How a Sneaky Unicode Trick Slipped Past Everyone In curl

Date published

May 18, 2025

How a Sneaky Unicode Trick Slipped Past Everyone in curl

You’d think experienced developers and CI pipelines would catch a malicious code change. But a recent incident in the curl project proved otherwise and it was all thanks to a sneaky little Unicode character.

James Fuller, a contributor to curl, submitted what looked like a simple cleanup pull request. Hidden inside it was a small but deliberate change: he swapped a regular ASCII letter in a URL with a visually identical Unicode character. No one noticed. Not a single human reviewer. Not even the automated checks.

Later, during a talk, he revealed the trick. It was a wake-up call.

The Problem With Lookalike Characters

The issue? Unicode characters exist that look exactly like standard Latin letters, but they’re actually different symbols. In the example Fuller used, the lowercase ‘g’ was replaced with the Armenian letter that looks nearly identical.

To the human eye, nothing looked off. But technically, the character had changed. It was enough to cause subtle breakage or worse, redirect URLs or insert malicious behavior without raising any red flags.

Even GitHub’s diff viewer showed a difference, but it didn’t explain what had changed. It just flagged a line as modified without any obvious visual clue. Daniel Stenberg, the author of the blog post and maintainer of curl, flagged the issue to GitHub. He didn’t get much of a response.

Other Platforms Handle It Better

On Mastodon, someone shared a screenshot showing how Gitea, another code hosting platform, actually displays a warning when it detects ambiguous Unicode characters in a pull request. It even labels them as “suspicious.” That’s a step in the right direction.
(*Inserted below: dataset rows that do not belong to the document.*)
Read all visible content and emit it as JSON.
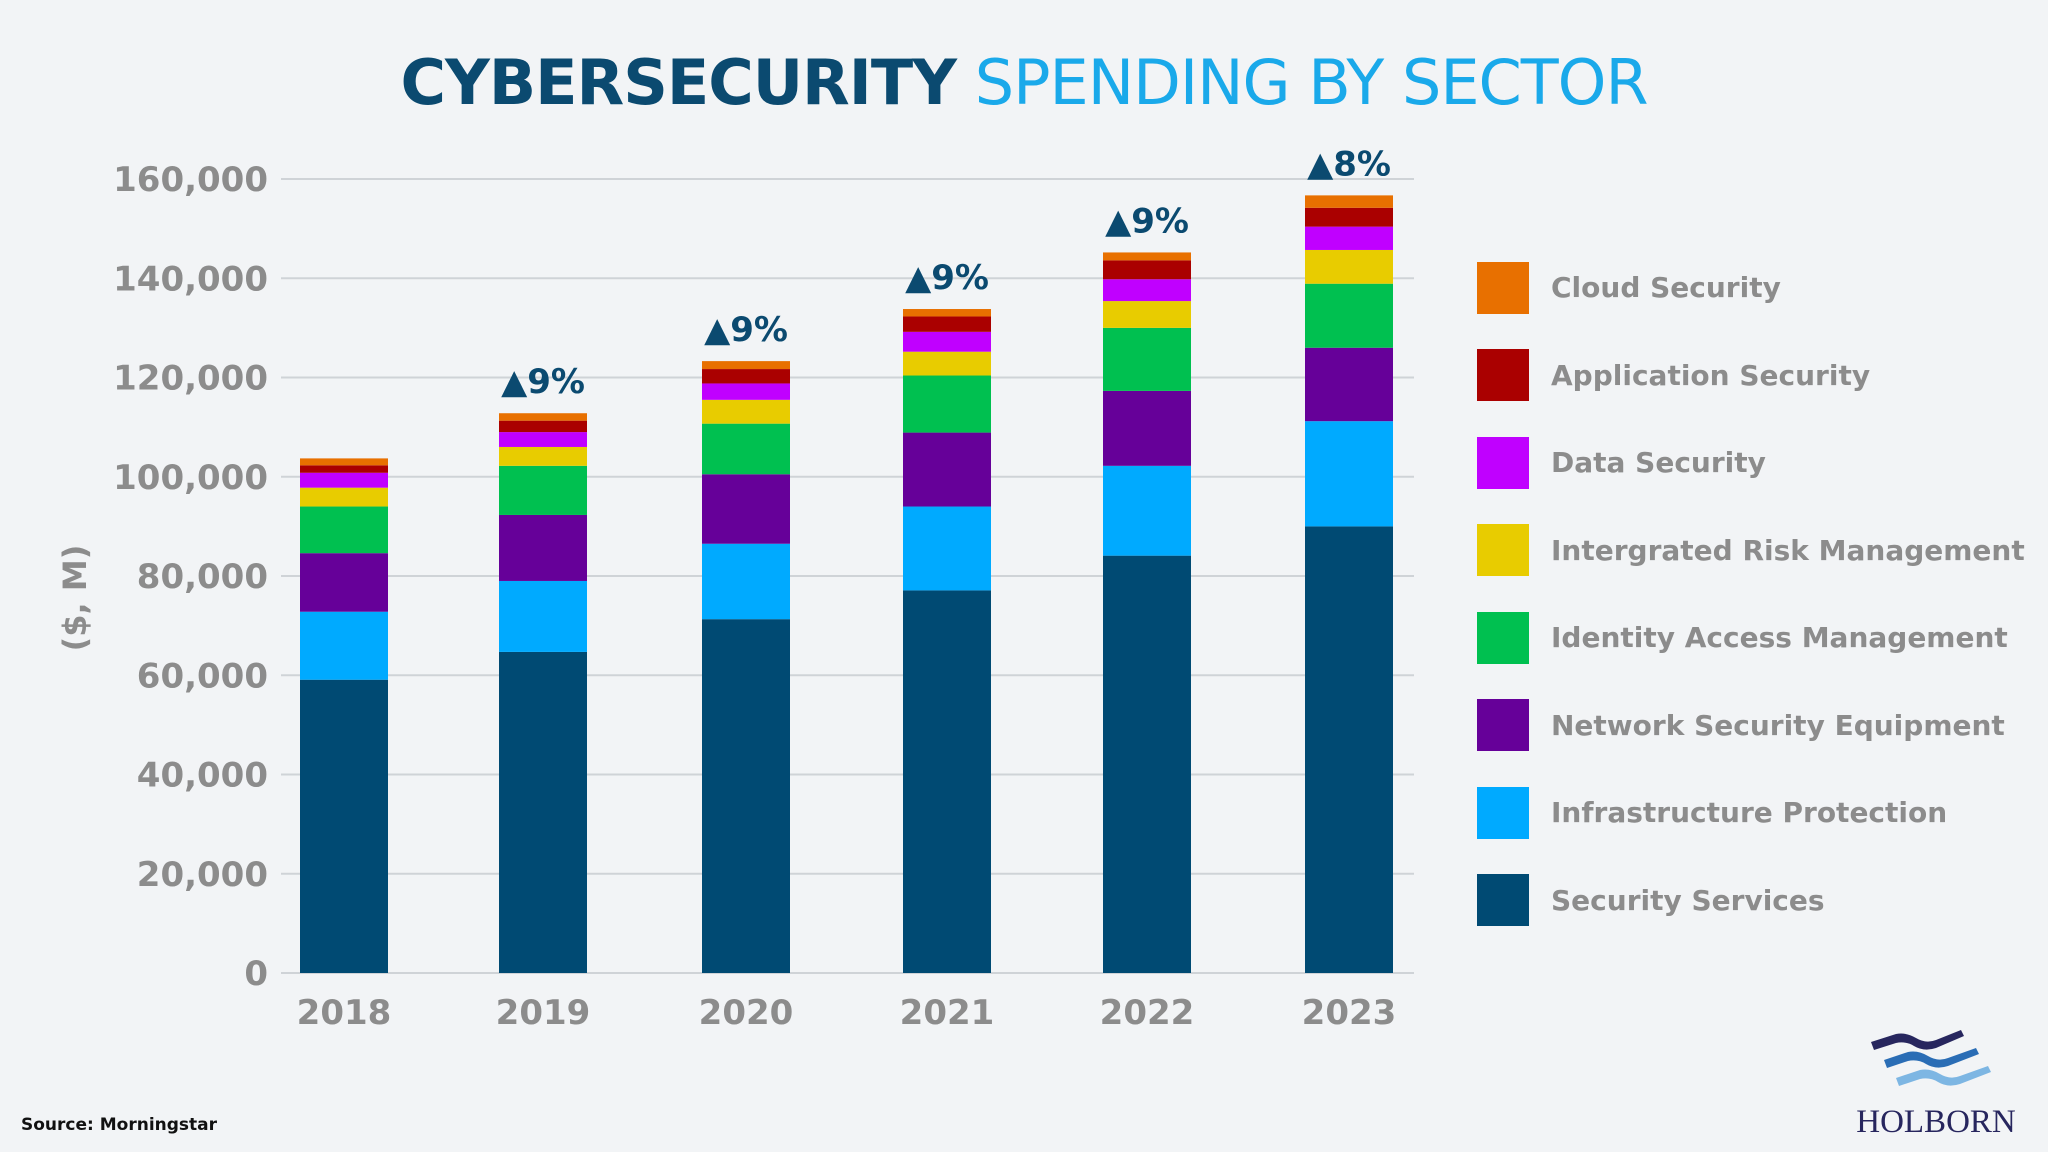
{
  "title": {
    "bold": "CYBERSECURITY",
    "light": "SPENDING BY SECTOR"
  },
  "source": "Source: Morningstar",
  "logo_text": "HOLBORN",
  "chart_data": {
    "type": "bar",
    "stacked": true,
    "ylabel": "($, M)",
    "xlabel": "",
    "ylim": [
      0,
      160000
    ],
    "yticks": [
      0,
      20000,
      40000,
      60000,
      80000,
      100000,
      120000,
      140000,
      160000
    ],
    "ytick_labels": [
      "0",
      "20,000",
      "40,000",
      "60,000",
      "80,000",
      "100,000",
      "120,000",
      "140,000",
      "160,000"
    ],
    "grid": true,
    "legend": "right",
    "categories": [
      "2018",
      "2019",
      "2020",
      "2021",
      "2022",
      "2023"
    ],
    "growth_labels": [
      "",
      "▲9%",
      "▲9%",
      "▲9%",
      "▲9%",
      "▲8%"
    ],
    "series": [
      {
        "name": "Security Services",
        "color": "#004a73",
        "values": [
          59100,
          64700,
          71300,
          77100,
          84100,
          90000
        ]
      },
      {
        "name": "Infrastructure Protection",
        "color": "#00aaff",
        "values": [
          13700,
          14300,
          15200,
          16900,
          18100,
          21200
        ]
      },
      {
        "name": "Network Security Equipment",
        "color": "#660099",
        "values": [
          11800,
          13300,
          14000,
          14900,
          15100,
          14800
        ]
      },
      {
        "name": "Identity Access Management",
        "color": "#00c050",
        "values": [
          9400,
          9900,
          10200,
          11500,
          12700,
          12900
        ]
      },
      {
        "name": "Intergrated Risk Management",
        "color": "#e8cc00",
        "values": [
          3800,
          3800,
          4800,
          4800,
          5400,
          6800
        ]
      },
      {
        "name": "Data Security",
        "color": "#c000ff",
        "values": [
          3000,
          3000,
          3300,
          4000,
          4400,
          4700
        ]
      },
      {
        "name": "Application Security",
        "color": "#aa0000",
        "values": [
          1500,
          2300,
          2900,
          3100,
          3800,
          3800
        ]
      },
      {
        "name": "Cloud Security",
        "color": "#e87000",
        "values": [
          1400,
          1500,
          1600,
          1500,
          1600,
          2500
        ]
      }
    ]
  }
}
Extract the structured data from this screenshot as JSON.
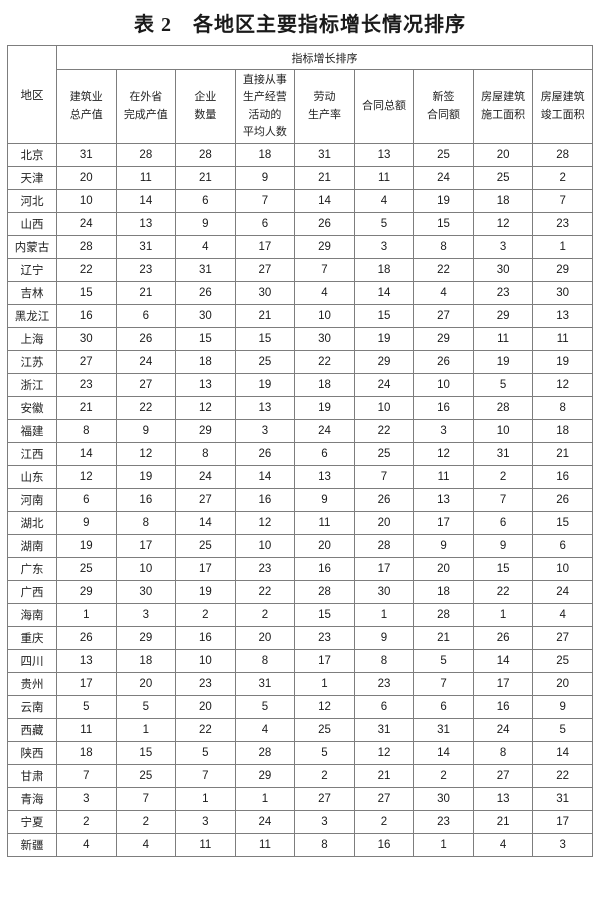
{
  "title": "表 2　各地区主要指标增长情况排序",
  "table": {
    "region_header": "地区",
    "group_header": "指标增长排序",
    "columns": [
      "建筑业\n总产值",
      "在外省\n完成产值",
      "企业\n数量",
      "直接从事\n生产经营\n活动的\n平均人数",
      "劳动\n生产率",
      "合同总额",
      "新签\n合同额",
      "房屋建筑\n施工面积",
      "房屋建筑\n竣工面积"
    ],
    "rows": [
      {
        "region": "北京",
        "values": [
          31,
          28,
          28,
          18,
          31,
          13,
          25,
          20,
          28
        ]
      },
      {
        "region": "天津",
        "values": [
          20,
          11,
          21,
          9,
          21,
          11,
          24,
          25,
          2
        ]
      },
      {
        "region": "河北",
        "values": [
          10,
          14,
          6,
          7,
          14,
          4,
          19,
          18,
          7
        ]
      },
      {
        "region": "山西",
        "values": [
          24,
          13,
          9,
          6,
          26,
          5,
          15,
          12,
          23
        ]
      },
      {
        "region": "内蒙古",
        "values": [
          28,
          31,
          4,
          17,
          29,
          3,
          8,
          3,
          1
        ]
      },
      {
        "region": "辽宁",
        "values": [
          22,
          23,
          31,
          27,
          7,
          18,
          22,
          30,
          29
        ]
      },
      {
        "region": "吉林",
        "values": [
          15,
          21,
          26,
          30,
          4,
          14,
          4,
          23,
          30
        ]
      },
      {
        "region": "黑龙江",
        "values": [
          16,
          6,
          30,
          21,
          10,
          15,
          27,
          29,
          13
        ]
      },
      {
        "region": "上海",
        "values": [
          30,
          26,
          15,
          15,
          30,
          19,
          29,
          11,
          11
        ]
      },
      {
        "region": "江苏",
        "values": [
          27,
          24,
          18,
          25,
          22,
          29,
          26,
          19,
          19
        ]
      },
      {
        "region": "浙江",
        "values": [
          23,
          27,
          13,
          19,
          18,
          24,
          10,
          5,
          12
        ]
      },
      {
        "region": "安徽",
        "values": [
          21,
          22,
          12,
          13,
          19,
          10,
          16,
          28,
          8
        ]
      },
      {
        "region": "福建",
        "values": [
          8,
          9,
          29,
          3,
          24,
          22,
          3,
          10,
          18
        ]
      },
      {
        "region": "江西",
        "values": [
          14,
          12,
          8,
          26,
          6,
          25,
          12,
          31,
          21
        ]
      },
      {
        "region": "山东",
        "values": [
          12,
          19,
          24,
          14,
          13,
          7,
          11,
          2,
          16
        ]
      },
      {
        "region": "河南",
        "values": [
          6,
          16,
          27,
          16,
          9,
          26,
          13,
          7,
          26
        ]
      },
      {
        "region": "湖北",
        "values": [
          9,
          8,
          14,
          12,
          11,
          20,
          17,
          6,
          15
        ]
      },
      {
        "region": "湖南",
        "values": [
          19,
          17,
          25,
          10,
          20,
          28,
          9,
          9,
          6
        ]
      },
      {
        "region": "广东",
        "values": [
          25,
          10,
          17,
          23,
          16,
          17,
          20,
          15,
          10
        ]
      },
      {
        "region": "广西",
        "values": [
          29,
          30,
          19,
          22,
          28,
          30,
          18,
          22,
          24
        ]
      },
      {
        "region": "海南",
        "values": [
          1,
          3,
          2,
          2,
          15,
          1,
          28,
          1,
          4
        ]
      },
      {
        "region": "重庆",
        "values": [
          26,
          29,
          16,
          20,
          23,
          9,
          21,
          26,
          27
        ]
      },
      {
        "region": "四川",
        "values": [
          13,
          18,
          10,
          8,
          17,
          8,
          5,
          14,
          25
        ]
      },
      {
        "region": "贵州",
        "values": [
          17,
          20,
          23,
          31,
          1,
          23,
          7,
          17,
          20
        ]
      },
      {
        "region": "云南",
        "values": [
          5,
          5,
          20,
          5,
          12,
          6,
          6,
          16,
          9
        ]
      },
      {
        "region": "西藏",
        "values": [
          11,
          1,
          22,
          4,
          25,
          31,
          31,
          24,
          5
        ]
      },
      {
        "region": "陕西",
        "values": [
          18,
          15,
          5,
          28,
          5,
          12,
          14,
          8,
          14
        ]
      },
      {
        "region": "甘肃",
        "values": [
          7,
          25,
          7,
          29,
          2,
          21,
          2,
          27,
          22
        ]
      },
      {
        "region": "青海",
        "values": [
          3,
          7,
          1,
          1,
          27,
          27,
          30,
          13,
          31
        ]
      },
      {
        "region": "宁夏",
        "values": [
          2,
          2,
          3,
          24,
          3,
          2,
          23,
          21,
          17
        ]
      },
      {
        "region": "新疆",
        "values": [
          4,
          4,
          11,
          11,
          8,
          16,
          1,
          4,
          3
        ]
      }
    ]
  },
  "colors": {
    "border": "#7d7d7d",
    "text": "#1a1a1a",
    "background": "#ffffff"
  }
}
Stenberg pointed out he’d love more detailed warnings, but at least some platforms are acknowledging the problem.

curl’s Response: Build Our Own Detection

While waiting for GitHub to act, the curl team took matters into their own hands. They created a new CI job that scans every file in the repository and validates all UTF-8 sequences.

Since most of the files in the curl repo are plain ASCII, they were able to whitelist a few specific UTF-8 sequences and files. Anything else triggers a failure in CI.

They also went through all the test files and replaced UTF-8 content with safer alternatives. Some of the previous uses were unintentional and easily fixed. From now on, if someone tries to pull the same Unicode trick, their CI will catch it before a human has to.

Want to Check This Yourself?

There are tools out there to help detect lookalike Unicode characters. The Unicode Consortium even has an official one:

https://util.unicode.org/UnicodeJsps/confusables.jsp

Security is Always Reactive Until It Isn’t

This whole incident is a perfect example of how security often improves: reactively. A problem gets exposed, and then teams build systems to prevent it from happening again. As Stenberg notes, there are probably a hundred other issues waiting to be discovered. The challenge is staying ahead of them.

Bad actors are constantly looking for new attack vectors. Sometimes they’ll exploit gaps we’ve never even imagined. That’s why projects like curl are trying to shift from being reactive to being as proactive as possible.

Still, it’s a race and one where the other side often has the advantage of silence and surprise.

Update: GitHub Finally Responds

Later that day, GitHub reached out to confirm they’ve raised the issue internally as a security concern and are now working on a fix. Whether it will be enough or come fast enough remains to be seen.